Piezochromic luminescence of AIE-active molecular co-crystals: tunable multiple hydrogen bonding and molecular packing

Abstract

Prominent piezochromic materials play a vital role in the development of damage detection devices and smart sensors. However, compared to other external stimuli (such as light, pH and temperature), understanding of intermolecular interactions and piezochromic properties based on multicomponent molecular hybrid materials is still limited and examples are quite rare. Herein, we choose 4-bis(1-cyano-2-phenyl-ethenyl)benzene (DCSB, A) as the core chromophore to self-assemble with two small organic molecules (tetrafluorohydroquinone (B) and 2,3,5,6-tetrafluoro-4-hydroxy-benzoic (C)), for the sake of studying their relationship between solid-state molecular arrangement and piezochromic luminescence.

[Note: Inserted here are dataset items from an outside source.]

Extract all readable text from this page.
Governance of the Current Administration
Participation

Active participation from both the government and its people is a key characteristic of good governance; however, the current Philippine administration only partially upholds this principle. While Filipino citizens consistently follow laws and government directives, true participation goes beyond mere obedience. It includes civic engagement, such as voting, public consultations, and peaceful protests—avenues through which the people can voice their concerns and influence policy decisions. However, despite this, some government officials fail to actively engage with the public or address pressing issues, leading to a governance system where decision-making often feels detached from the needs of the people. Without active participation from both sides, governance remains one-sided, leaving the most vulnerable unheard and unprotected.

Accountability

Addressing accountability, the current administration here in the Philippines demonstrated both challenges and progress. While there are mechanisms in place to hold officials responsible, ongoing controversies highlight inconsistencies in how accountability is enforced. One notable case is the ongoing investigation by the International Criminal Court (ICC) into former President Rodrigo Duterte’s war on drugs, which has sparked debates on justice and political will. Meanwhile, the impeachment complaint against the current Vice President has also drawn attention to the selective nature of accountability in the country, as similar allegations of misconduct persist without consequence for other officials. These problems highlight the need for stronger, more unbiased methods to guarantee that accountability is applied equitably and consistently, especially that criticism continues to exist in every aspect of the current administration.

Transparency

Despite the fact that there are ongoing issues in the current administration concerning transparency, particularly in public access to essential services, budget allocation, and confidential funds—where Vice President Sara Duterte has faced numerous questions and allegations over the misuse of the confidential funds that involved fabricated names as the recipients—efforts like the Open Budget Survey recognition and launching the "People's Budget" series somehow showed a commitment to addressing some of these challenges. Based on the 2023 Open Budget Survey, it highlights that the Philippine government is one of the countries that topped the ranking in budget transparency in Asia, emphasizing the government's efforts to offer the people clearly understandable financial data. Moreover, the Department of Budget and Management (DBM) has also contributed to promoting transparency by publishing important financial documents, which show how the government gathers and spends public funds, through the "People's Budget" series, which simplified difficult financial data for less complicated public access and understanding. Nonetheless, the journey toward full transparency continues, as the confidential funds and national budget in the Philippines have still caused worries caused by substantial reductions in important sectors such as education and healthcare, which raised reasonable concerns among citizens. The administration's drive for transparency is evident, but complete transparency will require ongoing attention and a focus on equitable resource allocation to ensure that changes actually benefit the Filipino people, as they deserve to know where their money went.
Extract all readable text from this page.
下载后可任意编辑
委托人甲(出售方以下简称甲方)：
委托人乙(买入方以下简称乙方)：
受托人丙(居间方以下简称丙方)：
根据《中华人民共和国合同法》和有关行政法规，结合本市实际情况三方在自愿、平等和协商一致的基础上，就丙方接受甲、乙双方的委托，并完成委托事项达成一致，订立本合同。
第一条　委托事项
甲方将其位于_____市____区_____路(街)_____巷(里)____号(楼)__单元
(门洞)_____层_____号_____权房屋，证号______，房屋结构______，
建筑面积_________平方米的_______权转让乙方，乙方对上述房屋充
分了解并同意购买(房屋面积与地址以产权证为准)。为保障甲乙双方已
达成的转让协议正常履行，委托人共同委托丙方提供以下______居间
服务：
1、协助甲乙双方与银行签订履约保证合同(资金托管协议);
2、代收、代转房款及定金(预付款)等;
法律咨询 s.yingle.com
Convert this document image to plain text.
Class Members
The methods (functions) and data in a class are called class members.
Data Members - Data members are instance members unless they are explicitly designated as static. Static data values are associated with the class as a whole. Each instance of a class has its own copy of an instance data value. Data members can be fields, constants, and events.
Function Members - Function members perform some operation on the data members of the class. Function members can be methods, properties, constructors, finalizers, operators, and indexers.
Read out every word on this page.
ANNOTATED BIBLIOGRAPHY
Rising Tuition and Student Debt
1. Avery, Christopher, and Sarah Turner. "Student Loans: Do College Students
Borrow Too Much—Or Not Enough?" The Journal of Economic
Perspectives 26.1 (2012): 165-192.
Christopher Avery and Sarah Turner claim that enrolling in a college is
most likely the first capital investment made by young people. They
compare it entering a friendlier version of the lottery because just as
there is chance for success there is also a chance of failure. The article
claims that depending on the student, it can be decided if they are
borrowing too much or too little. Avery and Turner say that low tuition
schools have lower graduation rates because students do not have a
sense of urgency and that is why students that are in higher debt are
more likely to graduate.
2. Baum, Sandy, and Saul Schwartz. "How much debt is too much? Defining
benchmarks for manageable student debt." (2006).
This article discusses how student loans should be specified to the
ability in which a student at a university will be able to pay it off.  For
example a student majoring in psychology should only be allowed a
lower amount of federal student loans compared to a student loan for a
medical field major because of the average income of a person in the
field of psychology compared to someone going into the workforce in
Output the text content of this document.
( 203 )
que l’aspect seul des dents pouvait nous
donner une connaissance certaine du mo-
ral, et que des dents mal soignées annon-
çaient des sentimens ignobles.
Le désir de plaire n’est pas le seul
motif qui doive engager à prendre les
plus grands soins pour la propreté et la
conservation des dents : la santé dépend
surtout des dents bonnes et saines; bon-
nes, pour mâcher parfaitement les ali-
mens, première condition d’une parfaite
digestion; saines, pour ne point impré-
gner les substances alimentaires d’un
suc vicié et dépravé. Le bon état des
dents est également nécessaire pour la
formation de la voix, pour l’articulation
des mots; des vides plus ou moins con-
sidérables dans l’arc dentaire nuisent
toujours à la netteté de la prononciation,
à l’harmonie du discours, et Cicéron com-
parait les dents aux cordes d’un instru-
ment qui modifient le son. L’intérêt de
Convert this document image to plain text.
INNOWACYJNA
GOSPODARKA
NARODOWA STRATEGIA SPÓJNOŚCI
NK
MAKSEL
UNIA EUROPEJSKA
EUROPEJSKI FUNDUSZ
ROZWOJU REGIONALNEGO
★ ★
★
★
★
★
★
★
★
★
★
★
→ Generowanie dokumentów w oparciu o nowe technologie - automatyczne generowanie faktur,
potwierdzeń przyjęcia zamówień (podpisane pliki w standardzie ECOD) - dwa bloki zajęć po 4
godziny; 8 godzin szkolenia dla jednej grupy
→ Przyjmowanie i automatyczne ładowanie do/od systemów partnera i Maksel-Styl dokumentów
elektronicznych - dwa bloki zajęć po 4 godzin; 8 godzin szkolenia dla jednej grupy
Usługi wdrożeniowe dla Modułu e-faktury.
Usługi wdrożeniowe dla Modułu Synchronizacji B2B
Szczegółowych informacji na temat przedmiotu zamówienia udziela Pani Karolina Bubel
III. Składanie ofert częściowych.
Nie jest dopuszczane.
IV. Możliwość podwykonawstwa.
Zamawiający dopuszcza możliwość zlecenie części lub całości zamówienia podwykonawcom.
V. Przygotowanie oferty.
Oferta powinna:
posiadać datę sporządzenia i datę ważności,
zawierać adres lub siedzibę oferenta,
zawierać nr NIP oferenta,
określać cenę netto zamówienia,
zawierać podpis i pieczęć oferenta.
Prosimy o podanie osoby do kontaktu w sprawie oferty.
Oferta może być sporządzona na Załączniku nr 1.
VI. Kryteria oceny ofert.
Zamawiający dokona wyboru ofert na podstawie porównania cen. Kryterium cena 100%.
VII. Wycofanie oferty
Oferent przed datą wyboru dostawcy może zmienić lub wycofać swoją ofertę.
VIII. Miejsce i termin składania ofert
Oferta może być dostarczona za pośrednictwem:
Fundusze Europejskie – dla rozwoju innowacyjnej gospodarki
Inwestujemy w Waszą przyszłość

The as-prepared samples (two new co-crystals: A-5B and A-2C) present tunable multiple hydrogen bonds, molecular packing, and photophysical properties (such as PL colors, lifetimes, PLQYs and aggregation-induced-emission (AIE) properties) compared to pristine DCSB. Moreover, these two co-crystals exhibit prominent piezochromic properties and fluorescence quenching phenomena towards specific environmental stimuli (applied pressure and vapor fumigation) due to collapse of inner supramolecular architectures. Furthermore, the mechanism of visible piezochromic behavior has been confirmed by in situ IR micro-spectroscopy. Therefore, this work not only illustrates the relationship between molecular configuration/packing and photophysical properties of new AIE-based co-crystals, but also develops potential applications in multiple optical sensors towards pressure and detrimental vapor (NH₃).